2 thoughts on ““expressing outrage” … admirable or to be frowned upon?

  1. Pete Smith

    Stop the self-serving blathering.

    Despite your recent posts bemoaning the Trump administrations horrific treatment of immigrant families, you forget your posting in support of Trump after the Billy Bush tape, pretending that this was just “locker room talk” (Trump’s own characterization) and thus joining the legions of racist misogynist xenophobic supporters who chose to look the other way at this horrible idiot and, incredibly, helped get him elected.

    Your relatives are not two-faced liberals who pretend compassion but live for only themselves. Carol Ralph, I and our spouses have given more than you will ever know (because you don’t ask or care) and far far more than you have given to support the underprivileged, both through personal service and financial support. Your hateful screeds denying this are an insult to your family and an embarrassment to yourself.

    Stop reposting this garbage.

  2. Roger W. Smith

    Rereading YOUR hateful comment one thing is obvious to me. You don’t care about the issue that concerns me: the treatment of immigrant families.
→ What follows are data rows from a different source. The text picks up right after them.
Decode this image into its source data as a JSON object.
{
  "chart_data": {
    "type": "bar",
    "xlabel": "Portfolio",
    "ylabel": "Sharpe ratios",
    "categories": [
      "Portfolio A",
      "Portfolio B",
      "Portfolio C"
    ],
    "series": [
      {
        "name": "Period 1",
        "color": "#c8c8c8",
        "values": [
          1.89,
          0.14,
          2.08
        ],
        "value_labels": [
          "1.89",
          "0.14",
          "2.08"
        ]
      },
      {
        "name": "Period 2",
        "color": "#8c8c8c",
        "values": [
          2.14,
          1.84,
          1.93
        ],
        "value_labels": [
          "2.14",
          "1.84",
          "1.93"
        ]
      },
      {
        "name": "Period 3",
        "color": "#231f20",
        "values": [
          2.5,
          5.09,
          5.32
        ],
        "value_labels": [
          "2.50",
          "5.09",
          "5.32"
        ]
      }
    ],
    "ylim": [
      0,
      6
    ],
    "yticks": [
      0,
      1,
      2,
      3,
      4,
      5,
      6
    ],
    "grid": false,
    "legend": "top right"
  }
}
You barely mention it. You hate Trump. You don’t care about the children, which I do. You can’t demean my writings on the subject. much as you would like to.

    Calling me a “racist misogynist xenophobic” supporter is simply a case of you venting spleen with no basis for saying this. (And of hurling insults in Trump fashion. Say whatever nasty, unfounded thing you can think of — something might stick.) Of course, there is no evidence of this in my personal life or writings. “[S]elf-serving blathering and “garbage” to refer to this post show that you have no appreciation of good, thoughtful writing, or the sentiments that underlie this piece. Finally, there is virtually no mention of relatives and none of my family in this post. You should be more careful about what you allege, and this requires reading the piece carefully to see what was actually said and how.

    It’s also worth nothing that you and other family members in angry comments and emails not once have noted the seriousness of or shown concern about the family separation issue, which is of great concern to me. (You regard this as of no account.) And how it affects the views of the citizenry. You took my post personally, rather than perceiving what I was attempting to say and responding to what I actually wrote. You should direct your outrage elsewhere, towards the injustices being done by the Trump administration.

    I have put a great deal of effort and thought to keeping abreast of and commenting upon the issue of family separation. To you, it is merely “blathering” and amounts to “screeds.” Too bad you can’t appreciate the serious, earnest concern on my part that underlies it and which there is no indication that you share.